Vierter Sieg im vierten Spiel diese Saison des ZSC gegen Freiburg


News Redaktion
Sport / 24.01.21 18:36

Die ZSC Lions haben mit Gottéron einen neuen Lieblingsgegner gefunden. 5:0 gewinnen die Lions in Freiburg - bereits der vierte Sieg gegen Freiburg in dieser Saison.

PostFinance-Topskorer Denis Hollenstein traf nach einer kurzen Durststrecke für die ZSC Lions gleich zweimal ins Tor (FOTO: KEYSTONE/PETER KLAUNZER)
PostFinance-Topskorer Denis Hollenstein traf nach einer kurzen Durststrecke für die ZSC Lions gleich zweimal ins Tor (FOTO: KEYSTONE/PETER KLAUNZER)

In den vorangegangenen Spielzeiten hatten sich die ZSC Lions mit Gottéron oftmals sehr, sehr schwer getan. Heuer hingegen setzten sich die Stadtzürcher mit 5:2, 4:1, 3:2 n.V. und jetzt 5:0 durch. Drei Siege resultierten in der Meisterschaft, einer im Cup.

So deutlich wie das 5:0-Schlussresultat meinen lässt, dominierte der Zürcher SC nicht.
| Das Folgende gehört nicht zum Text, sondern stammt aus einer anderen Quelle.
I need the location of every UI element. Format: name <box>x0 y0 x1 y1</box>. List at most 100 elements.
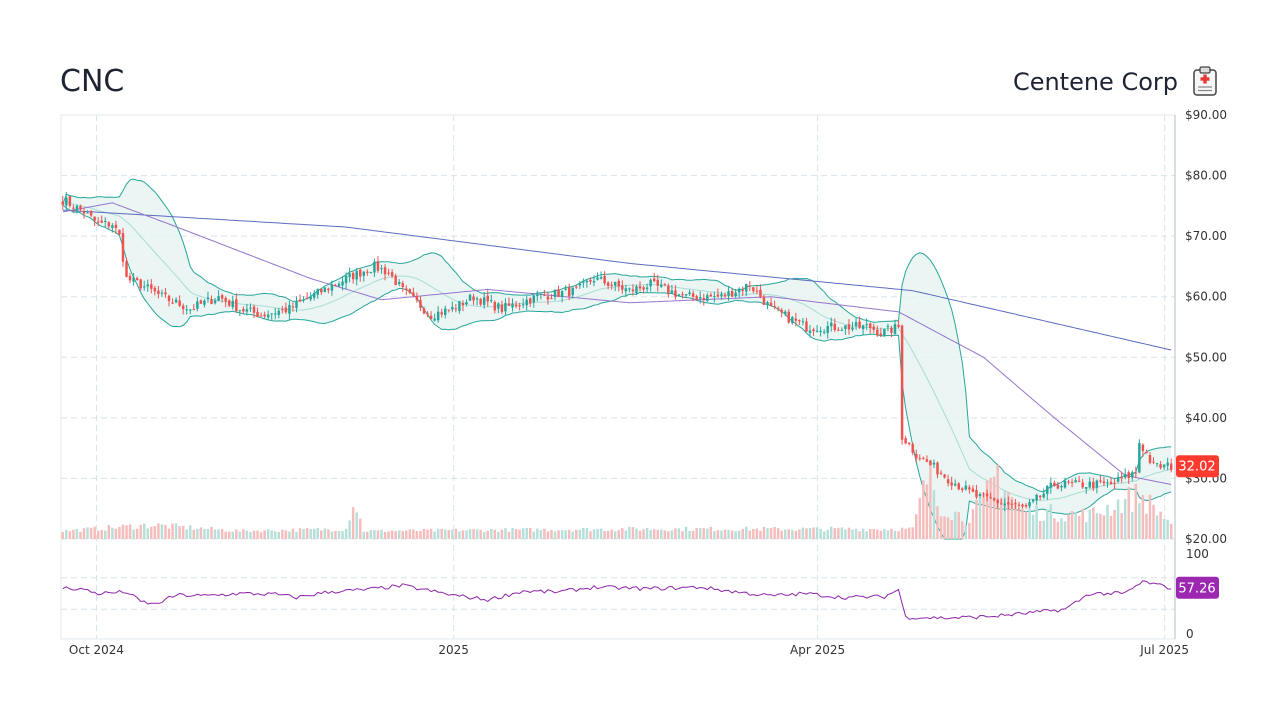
candle-body <box>543 294 546 296</box>
candle-body <box>553 289 557 297</box>
volume-bar <box>624 530 628 539</box>
volume-bar <box>327 529 330 539</box>
candle-body <box>330 284 334 291</box>
volume-bar <box>181 525 185 539</box>
volume-bar <box>220 529 224 539</box>
volume-bar <box>706 528 709 539</box>
volume-bar <box>727 529 730 539</box>
volume-bar <box>1102 515 1106 539</box>
candle-body <box>890 327 893 333</box>
volume-bar <box>482 532 486 539</box>
volume-bar <box>518 529 521 539</box>
candle-body <box>546 296 550 300</box>
candle-body <box>922 458 925 460</box>
candle-body <box>886 326 890 328</box>
volume-bar <box>274 531 277 539</box>
bollinger-fill <box>62 179 1172 539</box>
volume-bar <box>539 530 543 539</box>
candle-body <box>798 320 801 322</box>
volume-bar <box>741 528 744 539</box>
volume-bar <box>118 527 121 539</box>
volume-bar <box>1070 511 1074 539</box>
candle-body <box>929 460 932 466</box>
last-rsi-label: 57.26 <box>1178 581 1215 596</box>
candle-body <box>900 325 904 440</box>
volume-bar <box>472 529 475 539</box>
candle-body <box>943 474 946 478</box>
volume-bar <box>465 530 468 539</box>
candle-body <box>691 293 695 297</box>
candle-body <box>150 284 153 289</box>
volume-bar <box>111 527 114 539</box>
candle-body <box>1028 501 1031 507</box>
candle-body <box>1116 477 1120 482</box>
volume-bar <box>422 528 426 539</box>
volume-bar <box>454 528 458 539</box>
volume-bar <box>564 530 567 539</box>
candle-body <box>1074 480 1077 483</box>
candle-body <box>1077 480 1081 482</box>
volume-bar <box>578 529 582 539</box>
volume-bar <box>323 528 327 539</box>
candle-body <box>560 291 564 297</box>
volume-bar <box>486 530 489 539</box>
candle-body <box>383 267 387 275</box>
candle-body <box>65 197 68 206</box>
volume-bar <box>876 529 879 539</box>
volume-bar <box>702 528 706 539</box>
volume-bar <box>532 531 536 539</box>
candle-body <box>500 304 504 312</box>
candle-body <box>536 294 539 296</box>
candle-body <box>851 327 854 330</box>
volume-bar <box>309 528 312 539</box>
candle-body <box>1010 503 1014 505</box>
volume-bar <box>794 530 798 539</box>
volume-bar <box>606 530 610 539</box>
volume-bar <box>295 531 298 539</box>
volume-bar <box>688 530 691 539</box>
volume-bar <box>1109 515 1113 539</box>
date-tick-label: Oct 2024 <box>69 643 124 657</box>
candle-body <box>861 325 865 330</box>
candle-body <box>142 286 146 288</box>
candle-body <box>791 317 794 323</box>
volume-bar <box>164 525 167 539</box>
volume-bar <box>915 514 918 539</box>
candle-body <box>235 299 238 312</box>
candle-body <box>468 294 472 301</box>
volume-bar <box>1056 521 1060 539</box>
candle-body <box>415 296 419 301</box>
volume-bar <box>674 528 677 539</box>
volume-bar <box>780 530 783 539</box>
candle-body <box>826 325 829 333</box>
candle-body <box>288 304 291 314</box>
volume-bar <box>291 528 295 539</box>
volume-bar <box>971 509 975 539</box>
candle-body <box>242 308 245 312</box>
candle-body <box>497 303 500 309</box>
volume-bar <box>490 529 493 539</box>
candle-body <box>419 300 422 308</box>
volume-bar <box>1152 504 1155 539</box>
candle-body <box>380 268 383 270</box>
candle-body <box>585 280 589 283</box>
candle-body <box>146 284 150 287</box>
candle-body <box>1067 481 1070 483</box>
volume-bar <box>890 528 893 539</box>
volume-bar <box>599 528 603 539</box>
candle-body <box>808 330 812 333</box>
volume-bar <box>252 530 256 539</box>
candle-body <box>755 290 759 292</box>
volume-bar <box>968 522 971 539</box>
candle-body <box>1070 482 1074 484</box>
candle-body <box>107 222 111 227</box>
candle-body <box>621 285 624 290</box>
volume-bar <box>1053 518 1056 539</box>
candle-body <box>72 207 75 209</box>
volume-bar <box>475 529 479 539</box>
candle-body <box>256 311 259 318</box>
candle-body <box>628 288 631 290</box>
candle-body <box>975 490 978 498</box>
candle-body <box>660 284 663 287</box>
candle-body <box>1102 481 1106 484</box>
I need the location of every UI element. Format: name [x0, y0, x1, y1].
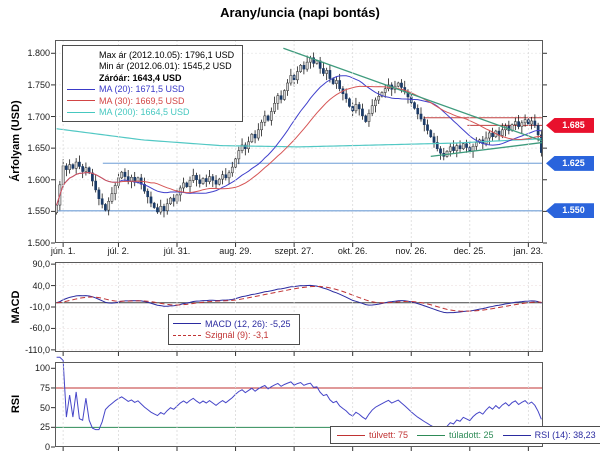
macd-legend-box: MACD (12, 26): -5,25 Szignál (9): -3,1: [168, 314, 300, 345]
rsi-ytick-label: 100: [34, 363, 50, 374]
price-legend-text: MA (20): 1671,5 USD: [99, 84, 185, 95]
rsi-legend-text: túladott: 25: [449, 430, 494, 440]
rsi-legend-text: túlvett: 75: [369, 430, 409, 440]
date-xtick-label: nov. 26.: [395, 246, 427, 256]
macd-ytick-label: -60,0: [29, 323, 50, 334]
price-ytick-label: 1.750: [27, 79, 50, 90]
price-axis-label: Árfolyam (USD): [10, 100, 22, 182]
rsi-line-swatch: [502, 434, 531, 436]
macd-legend-text: Szignál (9): -3,1: [205, 330, 269, 341]
price-tag-1550: 1.550: [546, 203, 594, 219]
macd-legend-row: Szignál (9): -3,1: [173, 330, 291, 342]
price-legend-row: Záróár: 1643,4 USD: [67, 72, 234, 84]
macd-line-swatch: [173, 323, 201, 325]
price-legend-text: MA (30): 1669,5 USD: [99, 95, 185, 106]
rsi-ytick-label: 75: [39, 382, 50, 393]
price-ytick-label: 1.550: [27, 206, 50, 217]
legend-indent: [67, 66, 95, 67]
price-ytick-label: 1.650: [27, 143, 50, 154]
price-legend-row: Min ár (2012.06.01): 1545,2 USD: [67, 61, 234, 73]
macd-line-swatch: [173, 334, 201, 336]
page-title: Arany/uncia (napi bontás): [220, 5, 380, 20]
date-xtick-label: jún. 1.: [50, 246, 76, 256]
rsi-legend-box: túlvett: 75 túladott: 25 RSI (14): 38,23: [330, 426, 600, 444]
macd-chart-canvas: [51, 262, 543, 356]
price-ytick-label: 1.700: [27, 111, 50, 122]
price-legend-text: Záróár: 1643,4 USD: [99, 72, 182, 83]
macd-ytick-label: 90,0: [32, 259, 50, 270]
macd-legend-text: MACD (12, 26): -5,25: [205, 318, 291, 329]
macd-ytick-label: -110,0: [25, 344, 50, 355]
price-legend-text: Max ár (2012.10.05): 1796,1 USD: [99, 49, 235, 60]
rsi-ytick-label: 50: [39, 402, 50, 413]
date-xtick-label: júl. 31.: [163, 246, 191, 256]
price-ytick-label: 1.600: [27, 174, 50, 185]
price-legend-row: MA (20): 1671,5 USD: [67, 84, 234, 96]
rsi-legend-row: túlvett: 75: [337, 429, 408, 441]
macd-legend-row: MACD (12, 26): -5,25: [173, 318, 291, 330]
price-ytick-label: 1.800: [27, 48, 50, 59]
price-chart-canvas: [51, 40, 547, 247]
date-xtick-label: dec. 25.: [453, 246, 486, 256]
macd-ytick-label: 40,0: [32, 280, 50, 291]
date-xtick-label: aug. 29.: [219, 246, 252, 256]
price-legend-box: Max ár (2012.10.05): 1796,1 USD Min ár (2…: [62, 45, 244, 122]
price-line-swatch: [67, 88, 95, 90]
price-tag-1625: 1.625: [546, 155, 594, 171]
price-ytick-label: 1.500: [27, 238, 50, 248]
price-tag-1685: 1.685: [546, 117, 594, 133]
price-legend-text: Min ár (2012.06.01): 1545,2 USD: [99, 61, 232, 72]
legend-indent: [67, 54, 95, 55]
date-xtick-label: jan. 23.: [513, 246, 544, 256]
price-legend-row: MA (200): 1664,5 USD: [67, 107, 234, 119]
price-legend-text: MA (200): 1664,5 USD: [99, 107, 190, 118]
date-xtick-label: júl. 2.: [107, 246, 130, 256]
price-line-swatch: [67, 111, 95, 113]
price-legend-row: Max ár (2012.10.05): 1796,1 USD: [67, 49, 234, 61]
rsi-ytick-label: 0: [44, 442, 50, 452]
rsi-legend-row: túladott: 25: [417, 429, 494, 441]
legend-indent: [67, 77, 95, 78]
rsi-line-swatch: [337, 434, 365, 436]
price-line-swatch: [67, 100, 95, 102]
rsi-legend-row: RSI (14): 38,23: [502, 429, 596, 441]
rsi-line-swatch: [417, 434, 446, 436]
date-xtick-label: szept. 27.: [274, 246, 314, 256]
rsi-legend-text: RSI (14): 38,23: [534, 430, 596, 440]
rsi-ytick-label: 25: [39, 422, 50, 433]
macd-ytick-label: -10,0: [29, 302, 50, 312]
date-xtick-label: okt. 26.: [337, 246, 368, 256]
price-legend-row: MA (30): 1669,5 USD: [67, 95, 234, 107]
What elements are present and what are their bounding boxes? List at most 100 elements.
Vor Simon Bodenmanns 2:0 in der 30. Minute stand Gottéron dem 1:1-Ausgleich mehrmals äusserst nahe.

Zürichs neues Erfolgsgeheimnis gegen Freiburg heisst Ludovic Waeber. Bei allen vier Siegen der Lions stand Waeber vor dem Tor, der vor dieser Saison von Gottéron zu den ZSC Lions gewechselt hatte. Mit 26 Paraden feierte Waeber den ersten Shutout gegen das Team, bei dem er hinter Reto Berra die Nummer 2 gewesen war - und den dritten insgesamt in dieser Saison.

Ausserdem fand PostFinance-Topskorer Denis Hollenstein zum Toreschiessen zurück. Seit Mitte Dezember und dem Hattrick gegen Davos hatte Hollenstein in 14 Partien bloss noch einmal getroffen. Am Sonntag gelangen ihm im Schlussabschnitt im Powerplay die Treffer zum 4:0 und 5:0.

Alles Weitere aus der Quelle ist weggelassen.